Capitalismo di Stato Reloadeddi Robert Kurz
Ironicamente,
è la sinistra a trovarsi nei guai con la crisi del capitalismo. Si
trova a doversi confrontare con la propria storia. Marx non aveva
nessuna simpatia per l'orientamento statalista di Lassalle. Ma la sua
critica dell'economia politica è stata banalizzata dal movimento
socialista. La statalizzazione delle categorie capitaliste non
soppiantate è servita alla "modernizzazione ritardata" della periferia
del mercato mondiale, che ha storicamente fallito. Anche questo
cambiamento epocale non è stato riconosciuto dalla sinistra come un
momento della crisi incipiente del mercato mondiale, ma è stato in gran
parte digerito, affermativamente, come riconoscimento dei meccanismi del
mercato e dei prezzi. Quel che è rimasto, è stato un orientamento
statale "disarmato". La sinistra praticamente ha assunto il programma
keynesiano di regolamentazione messo da parte dal radicalismo
neoliberista di mercato, che si supponeva avrebbe dovuto contrastare la
distruzione dello Stato sociale.
Ora, la sinistra
"keynesizzata" viene freddamente colpita dalla svolta delle élite verso
il capitalismo di Stato.

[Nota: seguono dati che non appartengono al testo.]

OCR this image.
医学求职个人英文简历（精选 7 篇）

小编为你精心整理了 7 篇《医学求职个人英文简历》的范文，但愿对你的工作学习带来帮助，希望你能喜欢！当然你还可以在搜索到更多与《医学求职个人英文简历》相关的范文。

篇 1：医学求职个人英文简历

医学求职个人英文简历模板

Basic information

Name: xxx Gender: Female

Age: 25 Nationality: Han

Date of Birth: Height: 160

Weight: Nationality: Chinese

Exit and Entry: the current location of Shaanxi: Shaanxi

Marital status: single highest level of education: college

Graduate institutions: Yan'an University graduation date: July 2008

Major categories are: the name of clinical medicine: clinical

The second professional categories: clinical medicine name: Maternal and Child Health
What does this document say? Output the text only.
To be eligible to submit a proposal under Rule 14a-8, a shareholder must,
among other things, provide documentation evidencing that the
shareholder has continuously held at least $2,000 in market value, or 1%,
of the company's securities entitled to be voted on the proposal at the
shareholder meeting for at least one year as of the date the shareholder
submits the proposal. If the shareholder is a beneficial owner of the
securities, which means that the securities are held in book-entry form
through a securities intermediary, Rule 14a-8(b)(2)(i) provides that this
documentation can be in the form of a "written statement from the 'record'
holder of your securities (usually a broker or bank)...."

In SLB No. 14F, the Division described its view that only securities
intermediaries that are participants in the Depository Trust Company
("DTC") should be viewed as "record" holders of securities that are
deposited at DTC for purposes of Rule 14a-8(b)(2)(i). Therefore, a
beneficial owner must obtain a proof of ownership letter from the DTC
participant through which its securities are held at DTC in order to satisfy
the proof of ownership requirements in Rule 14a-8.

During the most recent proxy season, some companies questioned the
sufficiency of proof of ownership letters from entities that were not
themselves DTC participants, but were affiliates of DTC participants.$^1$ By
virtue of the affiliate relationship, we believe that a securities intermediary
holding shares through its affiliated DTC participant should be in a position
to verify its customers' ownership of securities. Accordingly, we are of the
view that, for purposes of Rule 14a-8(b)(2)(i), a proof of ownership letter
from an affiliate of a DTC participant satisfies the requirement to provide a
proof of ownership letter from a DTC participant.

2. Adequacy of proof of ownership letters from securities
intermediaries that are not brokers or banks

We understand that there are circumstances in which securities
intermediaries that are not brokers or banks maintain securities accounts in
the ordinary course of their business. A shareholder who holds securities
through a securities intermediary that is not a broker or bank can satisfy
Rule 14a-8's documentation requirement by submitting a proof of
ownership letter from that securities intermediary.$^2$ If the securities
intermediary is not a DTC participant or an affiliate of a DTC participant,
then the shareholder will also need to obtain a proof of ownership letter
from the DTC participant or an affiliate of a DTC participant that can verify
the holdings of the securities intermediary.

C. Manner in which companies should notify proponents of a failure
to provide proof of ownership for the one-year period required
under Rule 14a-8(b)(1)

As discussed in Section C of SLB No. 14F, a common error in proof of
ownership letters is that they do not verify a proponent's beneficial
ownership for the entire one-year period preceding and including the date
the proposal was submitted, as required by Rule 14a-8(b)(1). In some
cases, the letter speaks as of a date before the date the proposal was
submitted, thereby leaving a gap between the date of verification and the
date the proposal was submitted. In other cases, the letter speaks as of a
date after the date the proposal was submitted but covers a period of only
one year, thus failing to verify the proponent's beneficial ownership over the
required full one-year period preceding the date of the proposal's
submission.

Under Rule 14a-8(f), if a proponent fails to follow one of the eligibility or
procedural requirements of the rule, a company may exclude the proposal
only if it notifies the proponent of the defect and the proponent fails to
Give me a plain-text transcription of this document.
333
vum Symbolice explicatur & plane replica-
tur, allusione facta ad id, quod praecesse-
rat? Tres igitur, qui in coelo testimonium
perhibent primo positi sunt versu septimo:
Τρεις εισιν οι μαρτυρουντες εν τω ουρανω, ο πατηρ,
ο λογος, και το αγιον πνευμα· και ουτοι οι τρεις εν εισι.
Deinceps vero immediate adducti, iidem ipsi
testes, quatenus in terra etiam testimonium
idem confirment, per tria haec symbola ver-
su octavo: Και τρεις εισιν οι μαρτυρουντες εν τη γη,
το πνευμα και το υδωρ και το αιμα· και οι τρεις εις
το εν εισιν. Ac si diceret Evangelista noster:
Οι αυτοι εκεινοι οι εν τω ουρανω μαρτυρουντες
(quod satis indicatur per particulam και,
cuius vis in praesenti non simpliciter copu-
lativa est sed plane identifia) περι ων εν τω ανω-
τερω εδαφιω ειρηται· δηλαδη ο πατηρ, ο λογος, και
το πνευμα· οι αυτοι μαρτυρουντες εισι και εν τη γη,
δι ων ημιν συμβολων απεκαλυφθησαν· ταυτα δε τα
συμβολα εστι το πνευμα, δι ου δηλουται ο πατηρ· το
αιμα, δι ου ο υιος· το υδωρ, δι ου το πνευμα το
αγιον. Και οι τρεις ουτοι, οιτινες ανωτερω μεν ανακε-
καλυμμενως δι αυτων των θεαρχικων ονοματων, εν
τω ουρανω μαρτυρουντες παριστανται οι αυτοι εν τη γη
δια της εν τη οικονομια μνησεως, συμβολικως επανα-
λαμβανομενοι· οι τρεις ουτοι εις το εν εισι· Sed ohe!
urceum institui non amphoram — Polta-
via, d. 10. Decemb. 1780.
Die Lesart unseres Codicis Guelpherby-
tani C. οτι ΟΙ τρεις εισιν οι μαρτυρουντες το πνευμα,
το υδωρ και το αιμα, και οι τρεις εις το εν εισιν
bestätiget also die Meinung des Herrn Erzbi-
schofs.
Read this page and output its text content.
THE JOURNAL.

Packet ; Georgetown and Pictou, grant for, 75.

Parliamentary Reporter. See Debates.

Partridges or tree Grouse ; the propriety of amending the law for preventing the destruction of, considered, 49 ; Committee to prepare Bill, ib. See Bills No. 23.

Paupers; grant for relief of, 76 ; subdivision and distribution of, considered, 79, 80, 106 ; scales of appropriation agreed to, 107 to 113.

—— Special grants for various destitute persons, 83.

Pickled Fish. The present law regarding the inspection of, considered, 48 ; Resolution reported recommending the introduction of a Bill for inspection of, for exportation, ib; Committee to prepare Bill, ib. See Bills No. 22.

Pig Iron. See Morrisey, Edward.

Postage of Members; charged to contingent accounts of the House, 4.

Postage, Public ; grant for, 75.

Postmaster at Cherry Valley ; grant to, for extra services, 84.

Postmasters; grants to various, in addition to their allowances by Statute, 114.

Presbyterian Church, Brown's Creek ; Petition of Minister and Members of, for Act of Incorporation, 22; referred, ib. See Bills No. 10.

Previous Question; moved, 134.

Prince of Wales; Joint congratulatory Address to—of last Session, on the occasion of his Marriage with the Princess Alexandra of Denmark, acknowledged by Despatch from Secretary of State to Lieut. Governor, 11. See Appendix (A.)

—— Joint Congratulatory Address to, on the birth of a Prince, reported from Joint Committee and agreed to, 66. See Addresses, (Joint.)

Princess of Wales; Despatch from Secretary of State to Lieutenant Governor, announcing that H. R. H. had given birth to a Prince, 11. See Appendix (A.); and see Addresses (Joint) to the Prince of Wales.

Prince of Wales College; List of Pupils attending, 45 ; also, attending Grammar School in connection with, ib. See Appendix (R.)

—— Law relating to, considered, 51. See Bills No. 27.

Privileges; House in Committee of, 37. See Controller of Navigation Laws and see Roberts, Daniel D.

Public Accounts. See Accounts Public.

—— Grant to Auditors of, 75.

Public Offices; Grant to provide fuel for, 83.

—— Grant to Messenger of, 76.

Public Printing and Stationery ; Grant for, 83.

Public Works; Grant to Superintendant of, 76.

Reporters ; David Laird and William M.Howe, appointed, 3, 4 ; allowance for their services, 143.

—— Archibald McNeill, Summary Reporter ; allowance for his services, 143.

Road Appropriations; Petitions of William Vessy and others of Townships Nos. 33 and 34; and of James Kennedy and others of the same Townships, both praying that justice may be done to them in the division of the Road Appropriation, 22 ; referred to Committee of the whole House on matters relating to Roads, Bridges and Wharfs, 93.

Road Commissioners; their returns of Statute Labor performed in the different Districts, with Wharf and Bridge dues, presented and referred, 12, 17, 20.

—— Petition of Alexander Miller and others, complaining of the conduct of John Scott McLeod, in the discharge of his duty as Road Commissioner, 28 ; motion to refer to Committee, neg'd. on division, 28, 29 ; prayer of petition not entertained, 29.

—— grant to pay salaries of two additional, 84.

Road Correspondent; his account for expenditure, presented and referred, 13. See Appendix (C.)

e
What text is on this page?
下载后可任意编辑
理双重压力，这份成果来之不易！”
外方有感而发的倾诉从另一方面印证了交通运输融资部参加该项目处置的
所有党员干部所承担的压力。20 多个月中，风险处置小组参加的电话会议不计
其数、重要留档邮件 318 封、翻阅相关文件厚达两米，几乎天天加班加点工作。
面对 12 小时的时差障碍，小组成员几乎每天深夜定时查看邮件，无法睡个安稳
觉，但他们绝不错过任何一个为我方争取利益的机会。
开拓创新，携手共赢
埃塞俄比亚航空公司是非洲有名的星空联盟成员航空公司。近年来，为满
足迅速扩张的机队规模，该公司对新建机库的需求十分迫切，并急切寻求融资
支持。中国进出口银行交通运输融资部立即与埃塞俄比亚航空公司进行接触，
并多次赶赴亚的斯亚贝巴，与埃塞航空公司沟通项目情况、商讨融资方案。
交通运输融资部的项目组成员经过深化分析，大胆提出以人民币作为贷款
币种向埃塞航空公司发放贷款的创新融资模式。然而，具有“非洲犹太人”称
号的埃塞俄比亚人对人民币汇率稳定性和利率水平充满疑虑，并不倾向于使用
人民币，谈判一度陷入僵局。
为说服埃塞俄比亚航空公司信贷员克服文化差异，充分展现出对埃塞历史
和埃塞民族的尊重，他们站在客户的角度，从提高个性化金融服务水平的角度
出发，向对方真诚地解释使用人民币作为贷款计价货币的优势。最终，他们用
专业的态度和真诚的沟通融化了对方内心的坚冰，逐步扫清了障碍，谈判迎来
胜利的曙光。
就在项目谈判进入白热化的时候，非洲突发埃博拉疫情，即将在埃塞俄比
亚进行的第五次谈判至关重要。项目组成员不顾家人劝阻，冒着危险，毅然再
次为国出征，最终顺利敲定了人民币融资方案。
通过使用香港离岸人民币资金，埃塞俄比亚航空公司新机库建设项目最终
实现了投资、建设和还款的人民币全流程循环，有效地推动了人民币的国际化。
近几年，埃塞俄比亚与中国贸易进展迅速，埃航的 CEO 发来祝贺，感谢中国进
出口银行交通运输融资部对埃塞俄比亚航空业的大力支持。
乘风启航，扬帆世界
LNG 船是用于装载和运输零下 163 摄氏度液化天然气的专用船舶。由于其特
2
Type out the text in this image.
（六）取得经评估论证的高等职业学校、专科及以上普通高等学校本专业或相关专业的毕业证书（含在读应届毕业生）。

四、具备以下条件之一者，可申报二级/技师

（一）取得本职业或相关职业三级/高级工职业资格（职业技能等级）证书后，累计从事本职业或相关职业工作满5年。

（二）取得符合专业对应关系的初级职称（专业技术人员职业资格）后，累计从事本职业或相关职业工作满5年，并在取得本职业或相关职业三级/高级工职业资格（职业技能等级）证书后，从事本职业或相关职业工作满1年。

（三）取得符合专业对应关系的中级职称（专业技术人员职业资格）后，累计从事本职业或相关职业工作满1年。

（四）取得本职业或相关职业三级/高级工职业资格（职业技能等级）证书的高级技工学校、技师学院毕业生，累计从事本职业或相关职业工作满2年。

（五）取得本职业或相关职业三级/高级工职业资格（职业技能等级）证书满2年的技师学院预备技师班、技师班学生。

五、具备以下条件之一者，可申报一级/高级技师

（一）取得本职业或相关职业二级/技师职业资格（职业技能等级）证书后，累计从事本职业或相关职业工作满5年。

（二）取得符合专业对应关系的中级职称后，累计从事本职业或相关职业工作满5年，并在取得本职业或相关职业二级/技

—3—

Ma questo atto "pragmatico" di disperazione
che il ritorno agli interventi statali keynesiani oramai non avviene più
all'ombra confortevole delle condizioni della valorizzazione. A venire
nazionalizzata, è la crisi del capitale finanziario e della crescita, la
quale stabilisce delle condizioni assai dure. E' per questo che
l'appello a programmi statali di congiuntura gira socialmente a vuoto.
Già il peso dei miliardi dei pacchetti d salvataggio per evitare il
collasso del sistema creditizio portano in sé un enorme potenziale
inflazionistico, senza nessuna prospettiva sociale. Tale tendenza andrà
ad aumentare quando la caduta congiunturale, dopo la fine dell'economia
delle bolle finanziarie, porterà alla luce le reali condizioni della
valorizzazione del capitale mondiale ed i bilanci delle grandi imprese
dovranno essere sostenute dallo Stato. Non c'è spazio per grandi
investimenti statali, ad esempio nella sanità e nell'istruzione, con una
nuova occupazione regolare. Al contrario, l'amministrazione
anti-sociale della povertà è destinata a peggiorare drammaticamente in
nome della gestione della crisi. Non possiamo dimenticare che l'economia
keynesiana non è stato altro che un programma di salvataggio del
capitalismo.
Anche il keynesismo sindacale e
politico della sinistra non ha mai rivendicato le necessità vitali in
quanto tali, ma sempre e solo ha invocato dei contributi per il successo
della valorizzazione del capitale e per la congiuntura interna. Ma chi
accetta il capitalismo in maniera incondizionata, muore insieme ad esso
nella crisi. L'argomento della "sostenibilità finanziaria", che si
presume debba essere tenuto in conto, non è mai stato altro che uno
strumento di disciplina. Un tale argomento viene ridotto all'assurdo
dall'inflazione del capitalismo di Stato. In prospettiva non c'è
nient'altro se non un nuovo programma per soppiantare il capitalismo.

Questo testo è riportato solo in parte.